FD: Dixie Burmeister Colomn April 15, 2009
A berry primer in earnest for peak season
A rose is a rose, but did you know that a strawberry is a member of the rose family and isn’t really a berry?
According to the University of California Division of Agriculture, the strawberry consists of hundreds of tiny individual fruits called achenes (the brown or whitish specks we call seeds) that are embedded in the beautiful red “container or holder.” The achenes actually surround the tiny seeds.
The University of California should know, since California grows almost 83 percent of our nation’s strawberries amounting to 1.4 billion pounds every year grown on 25,000 acres.
California’s strawberry season is from January through November with the peak in April, May and June.
Florida produces strawberries November through January.
I venture to say there are few people who don’t like these juicy, delicious, naturally sweet, nutrition-packed berries, achenes, or whatever you call them.
• Choose strawberries that are bright and glossy with a good red color. Watch out for signs of spoilage, mold, shriveling, mushiness and a dull appearance. Strawberries don’t ripen once picked, so pick out ones that are.
• Do not wash strawberries until just before eating or preserving. Washing will accelerate spoilage.
• Store in the crisper section of frig in the plastic containers they come in or in a partially opened plastic bags.
• To wash: Place in a colander and hold under cool running water and pat dry with paper towels.
• To freeze: Clean, pat dry and place on shallow pan in the freezer. When frozen, put them in freezer containers. I cut larger berries in half. You can also slice, add sugar and freeze.
• Strawberries make wonderful jams, jellies and preserves and strawberry rhubarb pie.
Ideas for washed and ready to eat berries
• With a dip made of sweetened low-fat ricotta cheese and a dash of vanilla.
• Dip in prepared instant vanilla or chocolate pudding. Thin with a little extra milk.
• Don’t forget strawberries dipped in melted semi-sweet chocolate. So easy, so elegant.
• Balsamic vinegar mixed with a bit of brown sugar.
• Tossed in green salads, coleslaw (trust me on this one) and pasta salads.
• Prepare an omelet. Spoon sliced, sweetened berries down one side and fold over; top with more berries — add a dash vanilla to eggs along with a dash of sugar.

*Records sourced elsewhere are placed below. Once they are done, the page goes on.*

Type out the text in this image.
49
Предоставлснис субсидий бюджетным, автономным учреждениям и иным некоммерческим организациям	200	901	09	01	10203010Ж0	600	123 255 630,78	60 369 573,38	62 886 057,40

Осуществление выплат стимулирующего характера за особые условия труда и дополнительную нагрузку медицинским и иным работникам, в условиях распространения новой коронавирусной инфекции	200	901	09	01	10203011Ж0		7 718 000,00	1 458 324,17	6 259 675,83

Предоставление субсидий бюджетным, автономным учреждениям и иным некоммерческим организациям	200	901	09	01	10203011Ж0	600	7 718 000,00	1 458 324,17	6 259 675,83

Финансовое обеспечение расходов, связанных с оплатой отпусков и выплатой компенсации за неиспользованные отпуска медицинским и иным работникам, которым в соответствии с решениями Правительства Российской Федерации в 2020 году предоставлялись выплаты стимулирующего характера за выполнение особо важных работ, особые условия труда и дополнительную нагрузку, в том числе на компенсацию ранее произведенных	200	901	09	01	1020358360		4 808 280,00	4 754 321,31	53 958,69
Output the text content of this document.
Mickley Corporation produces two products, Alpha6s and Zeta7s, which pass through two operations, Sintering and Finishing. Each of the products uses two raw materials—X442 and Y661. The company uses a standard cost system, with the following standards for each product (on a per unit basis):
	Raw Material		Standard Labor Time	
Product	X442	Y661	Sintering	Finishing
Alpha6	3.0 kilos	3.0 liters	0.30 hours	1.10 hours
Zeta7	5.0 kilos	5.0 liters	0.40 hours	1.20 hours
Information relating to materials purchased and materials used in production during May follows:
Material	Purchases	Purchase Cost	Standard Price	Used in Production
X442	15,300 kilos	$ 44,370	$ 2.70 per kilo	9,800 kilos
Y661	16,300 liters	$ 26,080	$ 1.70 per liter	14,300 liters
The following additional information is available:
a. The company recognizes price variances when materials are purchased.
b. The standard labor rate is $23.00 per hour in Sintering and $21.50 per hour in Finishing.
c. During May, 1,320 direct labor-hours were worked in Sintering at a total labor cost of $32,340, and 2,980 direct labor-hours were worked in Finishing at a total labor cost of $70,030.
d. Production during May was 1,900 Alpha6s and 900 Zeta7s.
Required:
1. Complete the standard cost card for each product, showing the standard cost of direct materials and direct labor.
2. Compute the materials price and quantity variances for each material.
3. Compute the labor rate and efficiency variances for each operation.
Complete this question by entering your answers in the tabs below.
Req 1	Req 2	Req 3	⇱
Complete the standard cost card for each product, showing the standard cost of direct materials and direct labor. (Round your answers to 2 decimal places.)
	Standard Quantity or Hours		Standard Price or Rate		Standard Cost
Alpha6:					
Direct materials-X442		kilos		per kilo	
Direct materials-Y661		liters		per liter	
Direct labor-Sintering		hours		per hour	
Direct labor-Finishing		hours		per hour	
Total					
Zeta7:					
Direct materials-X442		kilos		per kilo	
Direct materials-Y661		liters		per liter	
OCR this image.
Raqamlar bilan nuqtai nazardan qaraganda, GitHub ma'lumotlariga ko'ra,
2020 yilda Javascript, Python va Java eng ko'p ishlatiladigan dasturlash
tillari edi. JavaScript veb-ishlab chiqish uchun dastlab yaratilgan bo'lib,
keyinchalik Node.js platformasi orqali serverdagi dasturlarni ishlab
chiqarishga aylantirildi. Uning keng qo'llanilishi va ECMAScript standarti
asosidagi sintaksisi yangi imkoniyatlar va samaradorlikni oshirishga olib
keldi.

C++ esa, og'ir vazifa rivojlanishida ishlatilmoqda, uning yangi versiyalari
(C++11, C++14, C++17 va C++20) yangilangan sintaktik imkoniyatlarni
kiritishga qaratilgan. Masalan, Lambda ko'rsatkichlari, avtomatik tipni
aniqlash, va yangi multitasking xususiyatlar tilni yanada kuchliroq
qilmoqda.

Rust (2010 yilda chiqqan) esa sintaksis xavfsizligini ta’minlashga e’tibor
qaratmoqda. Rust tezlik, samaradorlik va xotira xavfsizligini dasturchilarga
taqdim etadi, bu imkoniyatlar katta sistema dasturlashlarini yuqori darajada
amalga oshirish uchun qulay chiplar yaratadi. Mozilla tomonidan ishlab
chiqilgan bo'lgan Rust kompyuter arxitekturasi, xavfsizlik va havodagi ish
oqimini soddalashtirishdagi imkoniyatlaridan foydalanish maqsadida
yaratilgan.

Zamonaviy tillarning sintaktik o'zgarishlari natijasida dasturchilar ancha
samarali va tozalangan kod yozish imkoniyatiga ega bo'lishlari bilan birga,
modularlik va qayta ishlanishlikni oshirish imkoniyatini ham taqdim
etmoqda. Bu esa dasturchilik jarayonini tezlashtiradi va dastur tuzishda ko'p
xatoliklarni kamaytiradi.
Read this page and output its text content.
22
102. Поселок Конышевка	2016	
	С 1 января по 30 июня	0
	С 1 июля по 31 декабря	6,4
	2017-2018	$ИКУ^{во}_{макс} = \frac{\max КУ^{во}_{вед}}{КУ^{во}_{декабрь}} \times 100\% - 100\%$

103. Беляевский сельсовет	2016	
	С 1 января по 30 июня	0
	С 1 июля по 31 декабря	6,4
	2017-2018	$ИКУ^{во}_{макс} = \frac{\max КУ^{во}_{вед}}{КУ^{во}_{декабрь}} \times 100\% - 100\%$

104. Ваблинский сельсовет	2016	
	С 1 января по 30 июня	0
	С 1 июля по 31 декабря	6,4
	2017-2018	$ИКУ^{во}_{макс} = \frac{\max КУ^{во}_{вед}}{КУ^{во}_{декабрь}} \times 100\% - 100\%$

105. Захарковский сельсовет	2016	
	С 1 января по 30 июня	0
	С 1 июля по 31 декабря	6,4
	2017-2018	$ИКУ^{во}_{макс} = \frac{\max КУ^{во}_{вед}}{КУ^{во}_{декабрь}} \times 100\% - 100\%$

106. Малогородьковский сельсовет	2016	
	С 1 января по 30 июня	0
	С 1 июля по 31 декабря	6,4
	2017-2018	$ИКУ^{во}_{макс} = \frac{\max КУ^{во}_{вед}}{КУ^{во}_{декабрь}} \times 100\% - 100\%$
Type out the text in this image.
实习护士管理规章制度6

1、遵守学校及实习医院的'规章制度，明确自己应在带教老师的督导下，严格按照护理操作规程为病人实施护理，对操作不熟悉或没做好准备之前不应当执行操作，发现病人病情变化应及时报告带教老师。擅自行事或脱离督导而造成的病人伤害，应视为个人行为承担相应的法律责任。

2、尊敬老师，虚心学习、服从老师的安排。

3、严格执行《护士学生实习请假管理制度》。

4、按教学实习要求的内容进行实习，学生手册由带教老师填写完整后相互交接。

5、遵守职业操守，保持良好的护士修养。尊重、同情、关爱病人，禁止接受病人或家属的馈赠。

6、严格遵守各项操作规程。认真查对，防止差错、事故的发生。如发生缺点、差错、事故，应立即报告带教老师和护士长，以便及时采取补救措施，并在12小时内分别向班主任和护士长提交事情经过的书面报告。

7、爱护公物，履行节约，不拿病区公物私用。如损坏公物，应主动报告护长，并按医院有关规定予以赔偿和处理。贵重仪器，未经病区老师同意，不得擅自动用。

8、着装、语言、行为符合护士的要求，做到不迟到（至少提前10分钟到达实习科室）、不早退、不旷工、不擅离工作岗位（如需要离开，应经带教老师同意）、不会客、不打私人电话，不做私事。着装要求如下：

• Top a toasted Double the Fiber English Muffin with whipped low-fat cream cheese and sliced strawberries.
• Float berries in lemonade, ginger ale or other drinks.
Makes 6–8 cups dark salad green
2 cups sliced strawberries
Thinly sliced red onion
2 cups chilled and cooked to tender crisp asparagus or thin green beans
1/2 cup sliced almonds or pecan halves
1 1/2 cups cut up grilled or roasted chicken or ham (Easter leftovers?) Shrimp is also delicious.
Lightly toss with dressing.
2 tablespoons Balsamic Vinegar (or raspberry vinegar)
2 tablespoons oil
1 tablespoon water or orange juice
2 cloves garlic crushed
1 teaspoon sugar
Shake all ingredients together in a jar and toss with salad. Top with a little feta cheese.
Strawberries with Fresh Lemon-Poppy Seed Dip
2 pint baskets California strawberries
2/3 cup light sour cream
4 teaspoons honey
1 tablespoon lemon juice
1 teaspoon poppy seeds
1 teaspoon finely grated lemon peel
Rinse strawberries and pat dry with paper towels. Set aside. To make dip, whisk ingredients until smooth. Serve in a small bowl to accompany strawberries.
Dixie note: I have made this with Splenda. You can also add strawberry jam in place of honey.
Dixie note: I have a recipe for a 32-ounce container of non-fat, plain yogurt mixed with one tub of Crystal Light Lemonade Powder. This makes a most fabulous dip for fresh strawberries. I repeat it because it is so good and beautiful to serve.